To make a long story short Sunoco used a common tactic some people call “egg-slicer permitting” to make one large project look like it was actually a number of smaller projects allowing them to emit more pollution. The DEP approved each one of Sunoco’s six permit applications as stand-alone projects even though the idea that each “was a stand-alone project, not linked with any other past or future construction work at the Marcus Hook facility, was unreasonable or unsupported by the facts,” according to the EHB who then laid out it’s reasoning:
“Our review leaves us with no doubt that all of these phased construction projects are part of the same project for applicability purposes, based on the considerations that follow."
Close Physical Proximity
Temporal Proximity (plan approval applications submitted over a short period of time. Approx. 1 to 3 months apart.)
Interdependence of Phased Projects (technically and economically linked.)
Common Plan and Shared Objective
Other Relevant Factors (all factors taken in combination, no persuasive evidence to refute single project analysis.)
The EHB said that “allowing a facility to subdivide a project in any way it sees fit, based on its business plan or otherwise, would render the regulatory thresholds meaningless. Without constraints, any project could be divided up in such a way that each divided part falls below the applicability thresholds.” This was a heartening sign that the days of 'slice and dice' regulatory evasion may be numbered.
Sunoco Partners was found to have violated the anti-circumvention regulation 25 Pa. Code §127.216 "[A]n owner or other person may not circumvent this subchapter by causing or allowing a pattern of ownership or development, including the phasing, staging, delaying or engaging in incremental construction, over a geographic area of a facility which, except for the pattern of ownership or development, would otherwise require a permit or submission of a plan approval application."
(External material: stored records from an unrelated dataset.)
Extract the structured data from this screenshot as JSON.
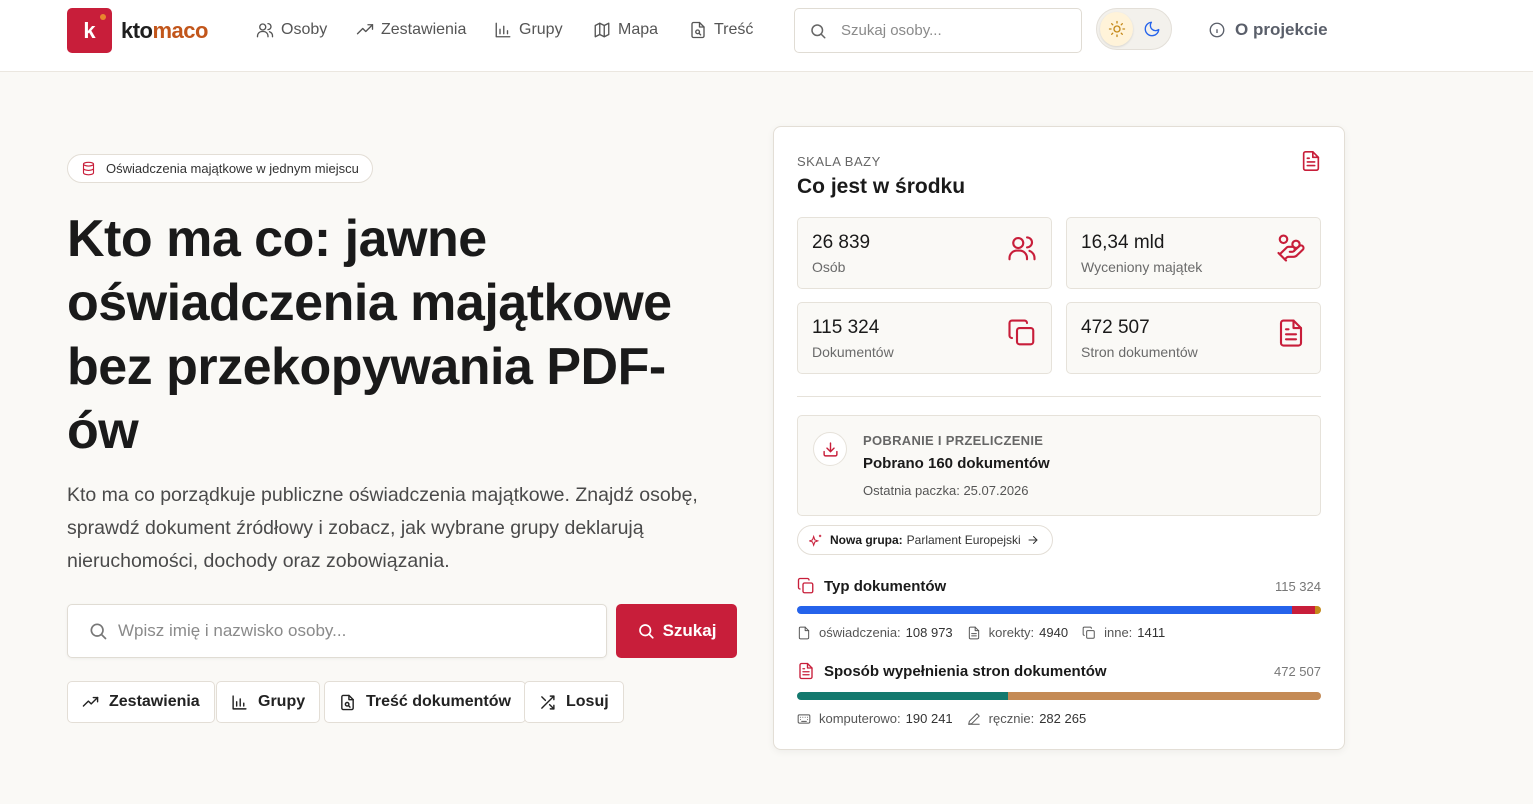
{
  "nav": {
    "logo_letter": "k",
    "logo_text_a": "kto",
    "logo_text_b": "maco",
    "links": [
      {
        "label": "Osoby",
        "icon": "users-icon"
      },
      {
        "label": "Zestawienia",
        "icon": "trending-up-icon"
      },
      {
        "label": "Grupy",
        "icon": "bar-chart-icon"
      },
      {
        "label": "Mapa",
        "icon": "map-icon"
      },
      {
        "label": "Treść",
        "icon": "document-search-icon"
      }
    ],
    "search_placeholder": "Szukaj osoby...",
    "about_label": "O projekcie"
  },
  "hero": {
    "pill": "Oświadczenia majątkowe w jednym miejscu",
    "title": "Kto ma co: jawne oświadczenia majątkowe bez przekopywania PDF-ów",
    "description": "Kto ma co porządkuje publiczne oświadczenia majątkowe. Znajdź osobę, sprawdź dokument źródłowy i zobacz, jak wybrane grupy deklarują nieruchomości, dochody oraz zobowiązania.",
    "search_placeholder": "Wpisz imię i nazwisko osoby...",
    "search_button": "Szukaj",
    "quick_links": [
      "Zestawienia",
      "Grupy",
      "Treść dokumentów",
      "Losuj"
    ]
  },
  "stats_card": {
    "eyebrow": "SKALA BAZY",
    "title": "Co jest w środku",
    "stats": [
      {
        "value": "26 839",
        "label": "Osób",
        "icon": "users-icon"
      },
      {
        "value": "16,34 mld",
        "label": "Wyceniony majątek",
        "icon": "hand-coins-icon"
      },
      {
        "value": "115 324",
        "label": "Dokumentów",
        "icon": "copy-icon"
      },
      {
        "value": "472 507",
        "label": "Stron dokumentów",
        "icon": "file-text-icon"
      }
    ],
    "download": {
      "eyebrow": "POBRANIE I PRZELICZENIE",
      "title": "Pobrano 160 dokumentów",
      "subtitle": "Ostatnia paczka: 25.07.2026"
    },
    "new_group": {
      "prefix": "Nowa grupa:",
      "name": "Parlament Europejski"
    },
    "doc_types": {
      "title": "Typ dokumentów",
      "total": "115 324",
      "segments": [
        {
          "label": "oświadczenia:",
          "value": "108 973",
          "raw": 108973,
          "color": "#2563eb"
        },
        {
          "label": "korekty:",
          "value": "4940",
          "raw": 4940,
          "color": "#c81e3a"
        },
        {
          "label": "inne:",
          "value": "1411",
          "raw": 1411,
          "color": "#c58a1a"
        }
      ]
    },
    "fill_method": {
      "title": "Sposób wypełnienia stron dokumentów",
      "total": "472 507",
      "segments": [
        {
          "label": "komputerowo:",
          "value": "190 241",
          "raw": 190241,
          "color": "#13796e"
        },
        {
          "label": "ręcznie:",
          "value": "282 265",
          "raw": 282265,
          "color": "#c48a55"
        }
      ]
    }
  },
  "colors": {
    "brand": "#c81e3a",
    "brand_secondary": "#c2561b",
    "background": "#faf9f6"
  }
}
Firmly reminding the DEP of the purpose of these laws, the Judge ruled, "ultimately, we should not lose sight of the fact that the Legislature created the NSR program to ensure that new significant emissions do not slow progress toward cleaner air, and the PSD program is designed to ensure that new emissions do not cause air quality to deteriorate significantly and will continue to obtain air quality standards. 42 U.S.C. §§ 7470. 7503(a)."
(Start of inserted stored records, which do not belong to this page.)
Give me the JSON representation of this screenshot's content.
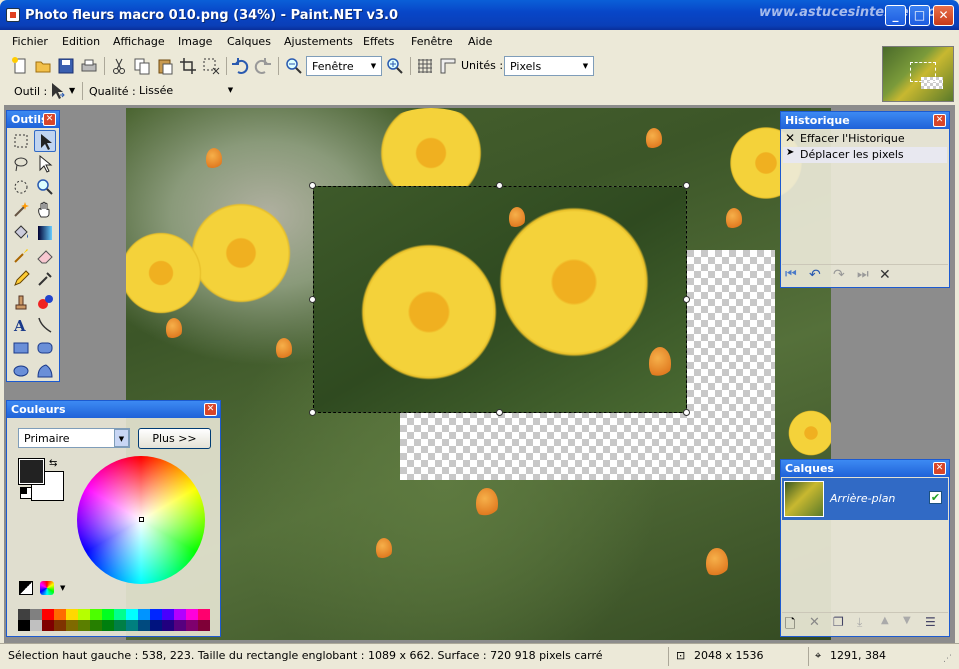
{
  "window": {
    "title": "Photo fleurs macro 010.png (34%) - Paint.NET v3.0",
    "watermark": "www.astucesinternet.com",
    "buttons": {
      "minimize": "_",
      "maximize": "□",
      "close": "✕"
    }
  },
  "menu": [
    "Fichier",
    "Edition",
    "Affichage",
    "Image",
    "Calques",
    "Ajustements",
    "Effets",
    "Fenêtre",
    "Aide"
  ],
  "toolbar": {
    "zoom_value": "Fenêtre",
    "units_label": "Unités :",
    "units_value": "Pixels",
    "tool_label": "Outil :",
    "quality_label": "Qualité :",
    "quality_value": "Lissée"
  },
  "panels": {
    "tools": {
      "title": "Outils"
    },
    "colors": {
      "title": "Couleurs",
      "mode_value": "Primaire",
      "more_button": "Plus >>",
      "primary_color": "#222222",
      "secondary_color": "#ffffff",
      "palette_row1": [
        "#404040",
        "#808080",
        "#ff0000",
        "#ff6a00",
        "#ffd800",
        "#b6ff00",
        "#4cff00",
        "#00ff21",
        "#00ff90",
        "#00ffff",
        "#0094ff",
        "#0026ff",
        "#4800ff",
        "#b200ff",
        "#ff00dc",
        "#ff006e"
      ],
      "palette_row2": [
        "#000000",
        "#c0c0c0",
        "#7f0000",
        "#7f3300",
        "#7f6a00",
        "#5b7f00",
        "#267f00",
        "#007f0e",
        "#007f46",
        "#007f7f",
        "#004a7f",
        "#00137f",
        "#21007f",
        "#57007f",
        "#7f006e",
        "#7f0037"
      ]
    },
    "history": {
      "title": "Historique",
      "items": [
        "Effacer l'Historique",
        "Déplacer les pixels"
      ]
    },
    "layers": {
      "title": "Calques",
      "items": [
        {
          "name": "Arrière-plan",
          "visible": true
        }
      ]
    }
  },
  "status": {
    "selection_info": "Sélection haut gauche : 538, 223. Taille du rectangle englobant : 1089 x 662. Surface : 720 918 pixels carré",
    "image_size": "2048 x 1536",
    "cursor_pos": "1291, 384"
  }
}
The EHB statement that “There is no question that Sunoco did have a plan to make all the adjustments necessary to turn the Marcus Hook facility into a comprehensive NGL hub….” rung loud and clear in Philadelphia. We are really proud of the great work by our friends, colleagues, and fellow neighbors in the Commonwealth at the Clean Air Council and hope that this decision can be a catalyst in a greater effort to hold the DEP accountable.